In November, the new owners applied for a permit to demolish the one existing building on the lot, the former home of T & J Auto Repairs at 210 Delancey St. Proprietor Tony Marano closed his shop there in the fall, after nearly five decades fixing cars in his garage abutting the Williamsburg Bridge. Marano and his family, including son Anthony, a real estate developer and principal at Ozymandius, had acquired the lot his shop occupied and four surrounding parcels over the last 40 years, and sold them all to the Delancey Bridge Tower group for $8.5 million in an all-cash deal in August, according to city land records. The investors paid a minimum of $160,000 each toward the land purchase, according to documents on file with the federal Securities and Exchange Commission. They plan to contribute another $240,000 each toward construction.

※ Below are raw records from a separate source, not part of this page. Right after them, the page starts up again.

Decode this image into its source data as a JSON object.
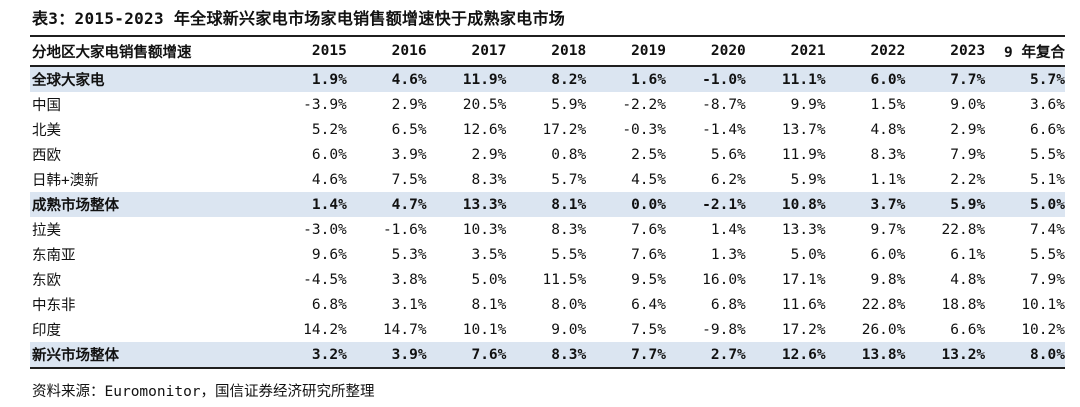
{
  "title": "表3：2015-2023 年全球新兴家电市场家电销售额增速快于成熟家电市场",
  "table": {
    "left_header": "分地区大家电销售额增速",
    "year_headers": [
      "2015",
      "2016",
      "2017",
      "2018",
      "2019",
      "2020",
      "2021",
      "2022",
      "2023",
      "9 年复合"
    ],
    "rows": [
      {
        "label": "全球大家电",
        "highlight": true,
        "values": [
          "1.9%",
          "4.6%",
          "11.9%",
          "8.2%",
          "1.6%",
          "-1.0%",
          "11.1%",
          "6.0%",
          "7.7%",
          "5.7%"
        ]
      },
      {
        "label": "中国",
        "highlight": false,
        "values": [
          "-3.9%",
          "2.9%",
          "20.5%",
          "5.9%",
          "-2.2%",
          "-8.7%",
          "9.9%",
          "1.5%",
          "9.0%",
          "3.6%"
        ]
      },
      {
        "label": "北美",
        "highlight": false,
        "values": [
          "5.2%",
          "6.5%",
          "12.6%",
          "17.2%",
          "-0.3%",
          "-1.4%",
          "13.7%",
          "4.8%",
          "2.9%",
          "6.6%"
        ]
      },
      {
        "label": "西欧",
        "highlight": false,
        "values": [
          "6.0%",
          "3.9%",
          "2.9%",
          "0.8%",
          "2.5%",
          "5.6%",
          "11.9%",
          "8.3%",
          "7.9%",
          "5.5%"
        ]
      },
      {
        "label": "日韩+澳新",
        "highlight": false,
        "values": [
          "4.6%",
          "7.5%",
          "8.3%",
          "5.7%",
          "4.5%",
          "6.2%",
          "5.9%",
          "1.1%",
          "2.2%",
          "5.1%"
        ]
      },
      {
        "label": "成熟市场整体",
        "highlight": true,
        "values": [
          "1.4%",
          "4.7%",
          "13.3%",
          "8.1%",
          "0.0%",
          "-2.1%",
          "10.8%",
          "3.7%",
          "5.9%",
          "5.0%"
        ]
      },
      {
        "label": "拉美",
        "highlight": false,
        "values": [
          "-3.0%",
          "-1.6%",
          "10.3%",
          "8.3%",
          "7.6%",
          "1.4%",
          "13.3%",
          "9.7%",
          "22.8%",
          "7.4%"
        ]
      },
      {
        "label": "东南亚",
        "highlight": false,
        "values": [
          "9.6%",
          "5.3%",
          "3.5%",
          "5.5%",
          "7.6%",
          "1.3%",
          "5.0%",
          "6.0%",
          "6.1%",
          "5.5%"
        ]
      },
      {
        "label": "东欧",
        "highlight": false,
        "values": [
          "-4.5%",
          "3.8%",
          "5.0%",
          "11.5%",
          "9.5%",
          "16.0%",
          "17.1%",
          "9.8%",
          "4.8%",
          "7.9%"
        ]
      },
      {
        "label": "中东非",
        "highlight": false,
        "values": [
          "6.8%",
          "3.1%",
          "8.1%",
          "8.0%",
          "6.4%",
          "6.8%",
          "11.6%",
          "22.8%",
          "18.8%",
          "10.1%"
        ]
      },
      {
        "label": "印度",
        "highlight": false,
        "values": [
          "14.2%",
          "14.7%",
          "10.1%",
          "9.0%",
          "7.5%",
          "-9.8%",
          "17.2%",
          "26.0%",
          "6.6%",
          "10.2%"
        ]
      },
      {
        "label": "新兴市场整体",
        "highlight": true,
        "values": [
          "3.2%",
          "3.9%",
          "7.6%",
          "8.3%",
          "7.7%",
          "2.7%",
          "12.6%",
          "13.8%",
          "13.2%",
          "8.0%"
        ]
      }
    ]
  },
  "footer": {
    "source": "资料来源：Euromonitor，国信证券经济研究所整理"
  },
  "colors": {
    "highlight_row_bg": "#dbe5f1",
    "rule": "#1f1f1f",
    "text": "#111111"
  }
}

The arrangement, known in real estate parlance as a “syndication deal,” allows groups of individual investors to capitalize on strength in numbers to collaborate on a project. Such deals have grown in popularity since the real estate crash of 2007 made commercial financing so difficult, especially among minority and immigrant groups. The Delancey Bridge Tower investors describe themselves as Chinese-Americans who hail predominantly from the New York City metro area. In an October story, The Real Deal featured the Delancey project as an example of that trend, saying:

Syndication interest started peaking in June, when the stock market roller coaster convinced many to seek more stable investments, said Timour Shafran, vice president at Capin & Associates.

“Immigrants or first-generation [buyers] tend to gravitate toward investments they can touch and that are under their own control,” Shafran said. “The great thing about real estate is that you can rub it. It’s there. It’s not going to move.”

The lot at 208-210 Delancey that will be the new home for the Delancey Bridge Tower condos. To the left is 78 Ridge, a six-story condo unit.